A Fredericton theatre troupe is shining a spotlight on two esteemed Fredericton poets from the past, in the absence of a formal tribute to their accomplishments.
Jane Elizabeth Roberts MacDonald grew up in a literary family in the mid-1800s and went on to publish her works in different anthology collections, magazines and her own books of poetry.
Later in her life, she worked for women's suffrage in British Columbia and wrote essays on feminism before her death in 1922.
Her brother, Sir Charles G.D. Roberts, and cousin Bliss Carman have their names etched on a plaque at Poets Corner in Fredericton, a monument at the University of New Brunswick campus that honours three Canadian poets.
But her name isn't there.
That's something members of the Calithumpian outdoor drama troupe would like changed.
"Jane had family members who are very, really recognized in Fredericton," said Karlie Curtis, an actor who researched her life. "They're famous poets. But she made a name of herself."
"She has her own poetry, and is a very successful poet on her own, and I think it's important for them to realize she is successful and deserves recognition just as much as her cousin and her brother."
The Calithumpians framed two summer plays around Roberts MacDonald, and another New Brunswick poet, Elizabeth (Betty) Brewster, a founding member of the seminal Fiddlehead group.
2 writers share centennial
The tandem shows feature the two New Brunswick women writers, who share a centennial. Roberts MacDonald died the same year Brewster was born.
One play is called Jane's Dream Verses. The other is Betty's Bright Light.
Roberts MacDonald's retelling uses a narrator to move through her life.
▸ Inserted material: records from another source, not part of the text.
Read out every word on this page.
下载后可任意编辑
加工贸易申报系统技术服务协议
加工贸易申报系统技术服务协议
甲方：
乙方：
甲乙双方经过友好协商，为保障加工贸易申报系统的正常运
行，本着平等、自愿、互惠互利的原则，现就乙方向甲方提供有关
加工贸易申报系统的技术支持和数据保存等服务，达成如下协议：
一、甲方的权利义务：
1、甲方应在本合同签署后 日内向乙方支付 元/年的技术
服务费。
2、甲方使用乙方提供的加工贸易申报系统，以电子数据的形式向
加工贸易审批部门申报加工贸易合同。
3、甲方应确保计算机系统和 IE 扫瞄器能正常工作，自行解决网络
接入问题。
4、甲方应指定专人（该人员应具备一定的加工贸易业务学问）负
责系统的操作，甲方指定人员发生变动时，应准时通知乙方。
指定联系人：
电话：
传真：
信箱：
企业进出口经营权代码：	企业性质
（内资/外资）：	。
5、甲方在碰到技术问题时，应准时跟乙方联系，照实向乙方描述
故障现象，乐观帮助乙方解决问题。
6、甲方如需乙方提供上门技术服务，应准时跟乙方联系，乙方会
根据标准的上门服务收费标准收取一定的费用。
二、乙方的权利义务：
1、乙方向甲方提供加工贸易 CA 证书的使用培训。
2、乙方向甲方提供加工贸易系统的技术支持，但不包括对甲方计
Brewster's play weaves in the metaphor of a candle to highlight her humble beginnings in Chipman, her love of reading and writing, and her eventual literary acclaim.
"The thing most people seem to remark about her poetry is the level of honesty there," said Madeline Savoie, another Calithumpian member.
"There are very emotional and very candid poems, and it's certainly one of the things I admire most about them.
"While the language is beautiful and poetic, it feels like a candid photograph."
Bliss Carman connection
During the 1940s, Brewster attended the University of New Brunswick, where she became part of the Bliss Carman Society.
The group of professors and students would come together and share poetry with one another in an attempt to move poetry in a more modernist direction, said Savoie.
"This talent of hers, this sort of flame that she nurtured, and was nurtured by so many other people around her, that helped her become the poet she is in all her various writings over the latter half of the 20th century," she said.
It was during this time with the Bliss Carman Society that she was part of the founding of the Fiddlehead magazine. Its first edition in February, 1945, included three of her poems.
The Fiddlehead went on to become the longest-running literary journal in Canada.
Update Poets Corner
Since diving into their lives, Curtis said she envisions a more permanent stage for these formidable poets. She said one platform could be a more inclusive Poets Corner that recognizes the talents of a wider group of writers.
"Education is so key in raising awareness," said Curtis.
"Really making an effort to ensure there are demographics other than white men who are represented, and including female poets, including poets of colour as well, is absolutely essential to ensure as the years go on, we have greater depth and more diverse awareness of the poetry."
University of New Brunswick president and vice-chancellor Paul Mazerolle said he agrees that the two renowned poets warrant further recognition.
"Throughout their time at our institution, they added greatly to the richness of our community," he said in a statement.
"Both women have made important contributions to their fields and deserve further recognition in our province."
Mazerolle's statement did not mention any planned changes to Poets Corner.
The Calithumpians' daily summer festival is now underway in Fredericton on the lawn outside Christ Church Cathedral on 150 Church St.